Transfert, conto curto de Antônio d'Elía, tinha tudo para me desagradar. É o que geralmente acontece com contos que usam a linguagem da ficção científica sobretudo para poetar, prestando mais atenção à forma como as palavras rebolam na boca do que ao seu significado e correndo assim sérios riscos de resultar em disparates. E é também o que geralmente acontece com histórias de amor interespécies, que quase nunca se preocupam minimamente com os imperativos biológicos de cada uma ou, o que é pior, que tratam as espécies alienígenas como meras variantes ligeiras do muito terrestre Homo sapiens. Transfer tinha, pois, tudo para me desagradar, porque é tudo isto. É a história de um terrestre, poeta, que se apaixona por uma alienígena e tenta convencê-la, a princípio sem grande sucesso, a concretizarem esse amor.
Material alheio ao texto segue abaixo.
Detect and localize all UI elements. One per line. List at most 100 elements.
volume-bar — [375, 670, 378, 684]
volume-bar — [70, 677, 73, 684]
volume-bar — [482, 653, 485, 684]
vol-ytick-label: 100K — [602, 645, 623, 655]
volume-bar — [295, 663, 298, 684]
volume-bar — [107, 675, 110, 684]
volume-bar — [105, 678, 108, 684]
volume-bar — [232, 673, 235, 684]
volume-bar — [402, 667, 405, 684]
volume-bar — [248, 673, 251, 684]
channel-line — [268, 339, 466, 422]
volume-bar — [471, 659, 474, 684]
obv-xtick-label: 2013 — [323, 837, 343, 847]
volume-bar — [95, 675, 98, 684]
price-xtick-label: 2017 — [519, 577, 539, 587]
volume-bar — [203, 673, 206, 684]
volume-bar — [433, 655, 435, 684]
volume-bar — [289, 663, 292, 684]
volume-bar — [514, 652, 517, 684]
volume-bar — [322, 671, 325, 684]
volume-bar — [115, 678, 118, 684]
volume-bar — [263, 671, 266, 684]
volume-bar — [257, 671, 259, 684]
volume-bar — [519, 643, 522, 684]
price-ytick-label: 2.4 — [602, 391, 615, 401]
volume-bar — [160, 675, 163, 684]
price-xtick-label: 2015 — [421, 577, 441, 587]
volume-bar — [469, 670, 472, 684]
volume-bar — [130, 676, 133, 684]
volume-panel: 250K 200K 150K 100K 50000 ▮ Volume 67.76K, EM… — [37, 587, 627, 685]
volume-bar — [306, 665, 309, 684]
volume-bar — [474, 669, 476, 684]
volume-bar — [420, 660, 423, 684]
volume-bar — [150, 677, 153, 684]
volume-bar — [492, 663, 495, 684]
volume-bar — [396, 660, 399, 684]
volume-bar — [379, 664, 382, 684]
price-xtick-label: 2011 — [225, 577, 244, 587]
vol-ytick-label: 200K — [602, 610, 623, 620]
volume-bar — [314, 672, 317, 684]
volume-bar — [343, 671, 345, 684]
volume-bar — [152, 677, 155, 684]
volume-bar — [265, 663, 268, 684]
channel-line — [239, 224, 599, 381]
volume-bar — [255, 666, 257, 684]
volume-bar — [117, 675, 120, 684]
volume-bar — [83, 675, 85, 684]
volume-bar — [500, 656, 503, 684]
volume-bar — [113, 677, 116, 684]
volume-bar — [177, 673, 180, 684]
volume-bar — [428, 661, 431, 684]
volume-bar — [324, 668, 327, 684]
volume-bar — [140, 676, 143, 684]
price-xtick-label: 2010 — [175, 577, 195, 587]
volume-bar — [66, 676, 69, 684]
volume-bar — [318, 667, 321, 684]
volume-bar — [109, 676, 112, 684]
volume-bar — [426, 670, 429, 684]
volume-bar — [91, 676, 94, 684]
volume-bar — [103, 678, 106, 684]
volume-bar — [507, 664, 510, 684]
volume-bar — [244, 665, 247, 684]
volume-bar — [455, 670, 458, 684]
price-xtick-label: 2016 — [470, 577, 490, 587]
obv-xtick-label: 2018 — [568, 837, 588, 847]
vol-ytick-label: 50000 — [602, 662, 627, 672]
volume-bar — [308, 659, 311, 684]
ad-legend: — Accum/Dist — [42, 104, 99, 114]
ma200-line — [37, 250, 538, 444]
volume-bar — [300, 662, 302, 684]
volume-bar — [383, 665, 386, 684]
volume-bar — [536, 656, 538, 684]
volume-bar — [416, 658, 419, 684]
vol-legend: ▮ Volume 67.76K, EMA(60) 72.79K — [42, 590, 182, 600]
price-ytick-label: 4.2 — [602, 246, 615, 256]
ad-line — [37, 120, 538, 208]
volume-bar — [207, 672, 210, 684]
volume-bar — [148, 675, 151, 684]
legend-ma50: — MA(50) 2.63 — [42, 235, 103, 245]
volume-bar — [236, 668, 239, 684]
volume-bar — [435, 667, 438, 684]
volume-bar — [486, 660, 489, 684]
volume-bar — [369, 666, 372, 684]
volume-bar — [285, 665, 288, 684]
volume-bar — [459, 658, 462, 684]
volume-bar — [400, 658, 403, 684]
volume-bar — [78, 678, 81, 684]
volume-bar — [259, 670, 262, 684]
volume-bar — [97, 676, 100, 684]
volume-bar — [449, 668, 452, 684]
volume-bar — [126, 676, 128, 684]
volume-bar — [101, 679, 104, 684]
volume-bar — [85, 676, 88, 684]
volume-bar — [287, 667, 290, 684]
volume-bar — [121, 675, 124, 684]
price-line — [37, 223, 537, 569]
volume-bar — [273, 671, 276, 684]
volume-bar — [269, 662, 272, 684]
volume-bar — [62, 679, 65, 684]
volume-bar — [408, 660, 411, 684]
Mas a verdade é que não me desagradou por aí além. Porque o conto está realmente bem escrito, com lirismo mas sem exageros; porque apesar de haver alguns disparates terminológicos estes são bem mais reduzidos do que é hábito em histórias destas; porque a questão da concretização do amor interespecífico é bem resolvida, de uma forma que não agride a noção de ficção científica, através do tal transfert do título; e porque o final dantesco (em sentido próprio, e entendam isto como quiserem) acaba por fazer reavaliar tudo o que ficou para trás de uma forma que também me pareceu bem conseguida.
Ou seja, não sendo um grande conto, pareceu-me um conto muito razoável, a atirar para o bom. Por improvável que isso seja num conto deste tipo.